Annual gross income from employment or profession: €185K

Type of employment: Private sector; Public sector

Saving - €2,000 monthly jointly which we are using for deposit for recently purchased trade up

Existing PPR:
Rough estimate of value of home:
€250K-€275K
Amount outstanding on your mortgage: €205K
Original Purchase Price: €250K
What interest rate are you paying? 3.1% Haven Variable, €500 monthly mortgage interest
Estimated Rent: €1600pm

New House:
Rough estimate of value of home:
€750K
Amount outstanding on your mortgage: €600K
What interest rate are you paying? 2.7% fixed PTSB, €2335 monthly

Other borrowings – car loans/personal loans etc:
0
Do you pay off your full credit card balance each month?
Yes
Savings:
Investing everything into deposit for new purchase and using cashback for new furnishings
Do you have a pension scheme?
Yes
Do you own any investment or other property? No
Ages of children:
No kids yet - possibly in the future.
Life insurance: Yes

What specific question do you have or what issues are of concern to you?
We recently purchased a larger family home with a lot more space. The existing house will achieve €1600/month in rent and is in great area for renting long term. My original thinking was to retain the house due to strong potential for rental income and long term investment. But selling now will mean I am exempt from CGT on any potential gain. With the current market uncertainty, and from doing some research, I am more inclined to sell now vs my previous thinking of renting. If I decide to sell now, I will end up paying both mortgages for a period until close, a short-term hit that I didn’t anticipate but we could use the cashback from mortgage until the sale goes through. Appreciate any advice.
 
By keeping the property as a rental, I would estimate that you might net somewhere around €4,500pa, after all expenses and taxes.

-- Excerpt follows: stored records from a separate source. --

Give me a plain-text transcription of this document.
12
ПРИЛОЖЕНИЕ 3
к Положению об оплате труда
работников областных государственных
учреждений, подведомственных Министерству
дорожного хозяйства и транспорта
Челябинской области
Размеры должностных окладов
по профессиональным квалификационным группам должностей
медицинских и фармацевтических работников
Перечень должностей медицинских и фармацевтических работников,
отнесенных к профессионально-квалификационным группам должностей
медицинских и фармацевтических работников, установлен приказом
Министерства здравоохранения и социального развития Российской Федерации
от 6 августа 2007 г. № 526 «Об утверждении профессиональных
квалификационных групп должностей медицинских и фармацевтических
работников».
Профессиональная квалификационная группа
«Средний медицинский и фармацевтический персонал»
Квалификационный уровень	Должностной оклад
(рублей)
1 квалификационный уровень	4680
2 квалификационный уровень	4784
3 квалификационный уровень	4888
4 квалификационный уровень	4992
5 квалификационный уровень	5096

By cashing out the equity (taking the higher valuation) and applying it against the (new) PPR mortgage, you would save €1,890 pa in interest.

Is the €2,600pa differential a sufficient return for all the risk and hassle involved with running a property rental business?
 
Thanks Sarenco. The more I read about rental business the more I think selling is better option. Reviewing one of your other posts I did a quick calculation on net and I come out negative. See calculations below.
A few questions:
1. How did you calculate the €1,890 savings in interest?
2. As I signed up for fixed rate for 3 years on the new house, am I able to pay a lump sum or do I need to wait 3 years?
3. Assuming I can pay off a lump sum, would I not still be better putting the equity to use on stock market for higher return?


Annual Rental Income
19,200
Annual Mortgage Payments
11,256​
Expenses
3,000​
Annual Costs
14,256​
Gross Profit
4,944
Mortgage Interest
5,400​
Relief on Expenses
3,000​
Total Relief
8,400​
Taxable Rental Income
10,800​
Tax at 52%
5,616​
Total Costs inc Tax
19,872​
Net Profit
-672
 
I am in a similar situation.
My interpretation of this is that this is your annual cash flow- which is negative.
For this, you are getting the principal on your mortgage reduced.
Depending on property prices, your equity in your home may increase/remain the same/decrease.
Therefore, it is a low "net yield" property investment, and you are exposed to property price fluctuations which can erode your equity.
I am open to correction on this.
 
As @Amygdala says you don't deduct mortgage principal repayments in calculating your taxable profit. Your calculation shows the cash flow position, which is negative.
1. How did you calculate the €1,890 savings in interest?
2. As I signed up for fixed rate for 3 years on the new house, am I able to pay a lump sum or do I need to wait 3 years?
3. Assuming I can pay off a lump sum, would I not still be better putting the equity to use on stock market for higher return?
1. €70k (i.e. €275k - €205k) @2.7%.
2. Most lenders allow for up to 10% of the principal balance to be paid off without incurring a break fee. I'm not sure about PTSB but in any event the break fee is unlikely to be material.
3. I take the view that it doesn't make sense to invest in equities, outside a pension wrapper, while carrying a mortgage. Our high tax rates skew the risk/reward analysis.
 
Understood, thank you both. I have decided to sell while the market is still strong. It reduces our risk as combined mortgage of 2 houses is over 800K which makes me uncomfortable in the current economic environment. And it takes away the hassle of running a property rental. Now hoping for a quick sale to reduce impact of paying both mortgages.